Japan's lunar lander completed a successful touchdown on the moon’s surface just after midnight on Saturday, but a technical issue related to the craft's ability to use solar power has made it uncertain whether the mission will achieve all of its goals.
With the landing, Japan becomes just the fifth country to land a craft on the moon, after the U.S., Russia, China and India.
Japan Aerospace Exploration Agency (JAXA) officials said they have good reason to believe that the Smart Lander for Investigating Moon spacecraft made a soft landing and achieved its goal of a high-precision landing, though they said they will need more time to confirm whether the lander achieved the goal of landing within 100 meters of its target site.
“The data are continually being sent to the Earth now after landing, which is evidence that our goal of a soft landing has been achieved,” JAXA President Hiroshi Yamanaka told a news conference at the agency’s campus in Sagamihara, Kanagawa Prefecture, in the wee hours of Saturday morning.
JAXA officials, however, said that the solar panels on the lander were not generating power and the lander was being powered by its onboard battery, which would have only lasted for several hours.
They added that the lack of electricity from solar panels may limit the duration of the lander’s activities, but said they would do their best to accomplish as much as they can with the power they have. The end of battery power does not mean the end of the mission, the officials stressed.
Officials do not believe the solar panels were damaged during the landing given that the rest of the spacecraft is intact, and noted that as the angle of the sun changes in the weeks ahead, the panels may start generating electricity.
Had the solar panels been working properly, the lander would have been able to operate for "several days," before the panels suffered damage from the moon's daytime temperatures, which can rise to about 100 degrees Celsius, the officials said.
JAXA had planned to have the lander analyze the mineral olivine on the lunar surface, which could reveal key information about the origin of the moon. But because of the power issue, the mission will prioritize sending data back to Earth to determine whether the craft achieved a pinpoint landing, and there is a possibility the mineral survey will not proceed as planned.
Tension rose at midnight Saturday as the spacecraft began its final descent, dubbed the “20 minutes of terror,” in the closely watched last stage of the spacecraft’s four-month journey to the moon.
At around 12:20 a.m., as people watched from around the world, the spacecraft nicknamed “Moon Sniper” successfully landed on the lunar surface.
But reporters and space enthusiasts who watched a livestream of the landing attempt early Saturday morning were kept waiting for nearly two hours without confirmation of the landing as officials repeated only that they were still trying to confirm the status of the spacecraft.
Then, at a news conference that started a little after 2 a.m. Saturday, three JAXA executives appeared with glum looks on their faces, saying they had yet to nail down the cause of the solar power problem.
Asked by a reporter to rate the mission’s performance, Hitoshi Kuninaka, director general of JAXA’s Institute of Space and Astronautical Science (ISAS), said: “I would give 60 points out of 100 — we barely passed the test.”

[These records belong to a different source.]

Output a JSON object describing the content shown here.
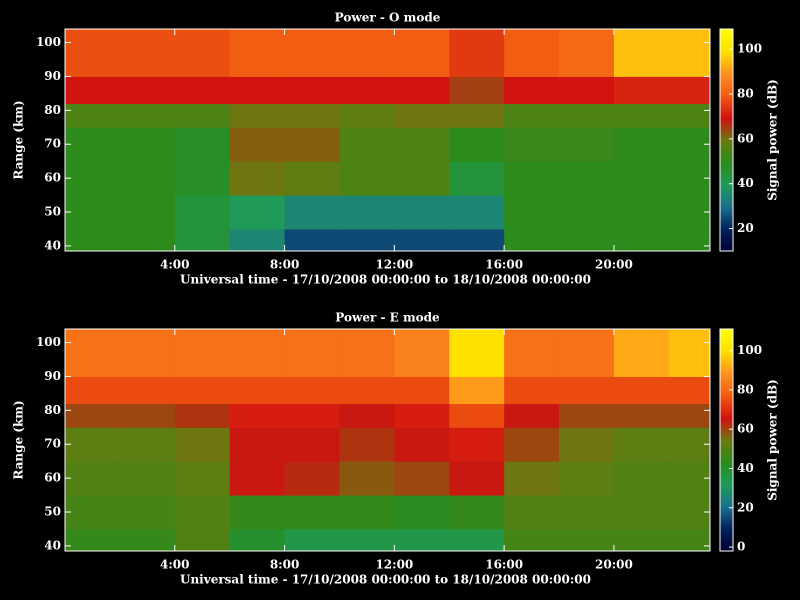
{
  "chart_data": [
    {
      "type": "heatmap",
      "title": "Power - O mode",
      "xlabel": "Universal time - 17/10/2008 00:00:00 to 18/10/2008 00:00:00",
      "ylabel": "Range (km)",
      "colorbar_label": "Signal power (dB)",
      "x_edges": [
        0,
        2,
        4,
        6,
        8,
        10,
        12,
        14,
        16,
        18,
        20,
        22,
        23.5
      ],
      "y_edges": [
        38.5,
        45,
        55,
        65,
        75,
        82,
        90,
        104
      ],
      "z": [
        [
          50,
          50,
          45,
          35,
          25,
          25,
          25,
          25,
          50,
          50,
          50,
          50
        ],
        [
          50,
          50,
          45,
          40,
          35,
          35,
          35,
          35,
          50,
          50,
          50,
          50
        ],
        [
          50,
          50,
          48,
          60,
          58,
          55,
          55,
          45,
          50,
          50,
          50,
          50
        ],
        [
          50,
          50,
          48,
          62,
          62,
          55,
          55,
          50,
          52,
          52,
          50,
          50
        ],
        [
          55,
          55,
          55,
          60,
          60,
          58,
          60,
          60,
          55,
          55,
          55,
          55
        ],
        [
          70,
          70,
          70,
          70,
          70,
          70,
          70,
          65,
          70,
          70,
          72,
          72
        ],
        [
          78,
          78,
          78,
          80,
          80,
          80,
          80,
          75,
          80,
          82,
          95,
          95
        ]
      ],
      "xlim": [
        0,
        23.5
      ],
      "ylim": [
        38.5,
        104
      ],
      "xticks": [
        {
          "value": 4,
          "label": "4:00"
        },
        {
          "value": 8,
          "label": "8:00"
        },
        {
          "value": 12,
          "label": "12:00"
        },
        {
          "value": 16,
          "label": "16:00"
        },
        {
          "value": 20,
          "label": "20:00"
        }
      ],
      "yticks": [
        40,
        50,
        60,
        70,
        80,
        90,
        100
      ],
      "clim": [
        10,
        109
      ],
      "cticks": [
        20,
        40,
        60,
        80,
        100
      ],
      "colormap": [
        "#000030",
        "#00205a",
        "#1a6f8c",
        "#1f9a5a",
        "#2a8c1c",
        "#6a7a10",
        "#d01010",
        "#f05a10",
        "#ff9020",
        "#ffe000",
        "#ffff00"
      ]
    },
    {
      "type": "heatmap",
      "title": "Power - E mode",
      "xlabel": "Universal time - 17/10/2008 00:00:00 to 18/10/2008 00:00:00",
      "ylabel": "Range (km)",
      "colorbar_label": "Signal power (dB)",
      "x_edges": [
        0,
        2,
        4,
        6,
        8,
        10,
        12,
        14,
        16,
        18,
        20,
        22,
        23.5
      ],
      "y_edges": [
        38.5,
        45,
        55,
        65,
        75,
        82,
        90,
        104
      ],
      "z": [
        [
          45,
          45,
          50,
          40,
          35,
          35,
          35,
          35,
          48,
          48,
          48,
          48
        ],
        [
          48,
          48,
          50,
          45,
          45,
          45,
          42,
          45,
          50,
          50,
          50,
          50
        ],
        [
          50,
          50,
          52,
          65,
          63,
          58,
          60,
          65,
          55,
          52,
          50,
          50
        ],
        [
          52,
          52,
          55,
          65,
          65,
          62,
          65,
          68,
          60,
          55,
          52,
          52
        ],
        [
          60,
          60,
          62,
          68,
          68,
          65,
          68,
          75,
          65,
          60,
          60,
          60
        ],
        [
          75,
          75,
          75,
          75,
          75,
          75,
          75,
          90,
          75,
          75,
          75,
          75
        ],
        [
          82,
          82,
          82,
          82,
          82,
          82,
          85,
          100,
          82,
          82,
          92,
          95
        ]
      ],
      "xlim": [
        0,
        23.5
      ],
      "ylim": [
        38.5,
        104
      ],
      "xticks": [
        {
          "value": 4,
          "label": "4:00"
        },
        {
          "value": 8,
          "label": "8:00"
        },
        {
          "value": 12,
          "label": "12:00"
        },
        {
          "value": 16,
          "label": "16:00"
        },
        {
          "value": 20,
          "label": "20:00"
        }
      ],
      "yticks": [
        40,
        50,
        60,
        70,
        80,
        90,
        100
      ],
      "clim": [
        -2,
        111
      ],
      "cticks": [
        0,
        20,
        40,
        60,
        80,
        100
      ],
      "colormap": [
        "#000030",
        "#00205a",
        "#1a6f8c",
        "#1f9a5a",
        "#2a8c1c",
        "#6a7a10",
        "#d01010",
        "#f05a10",
        "#ff9020",
        "#ffe000",
        "#ffff00"
      ]
    }
  ]
}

The touchdown on the moon — which has one-sixth of the Earth’s gravity — gives a much-needed boost to Japan's space program, which has experienced a series of setbacks in recent years including the launch failure of its H3 flagship rocket in March 2023.
Prime Minister Fumio Kishida praised JAXA's efforts in adding Japan to the select group of countries to land a craft on the moon.
"We would like to express our respect to everyone involved for their efforts thus far, and we will continue to support them as they take on further challenges," Kishida wrote on the X social media platform.
At the news conference, another JAXA official expressed hope that the mission will encourage younger generations to aim high in whatever they aspire to do.
“To land on the moon is an extremely difficult challenge,” said Masaki Fujimoto, deputy director general of JAXA’s ISAS.
“I want children to tackle challenging projects such as this and pursue their own interests.”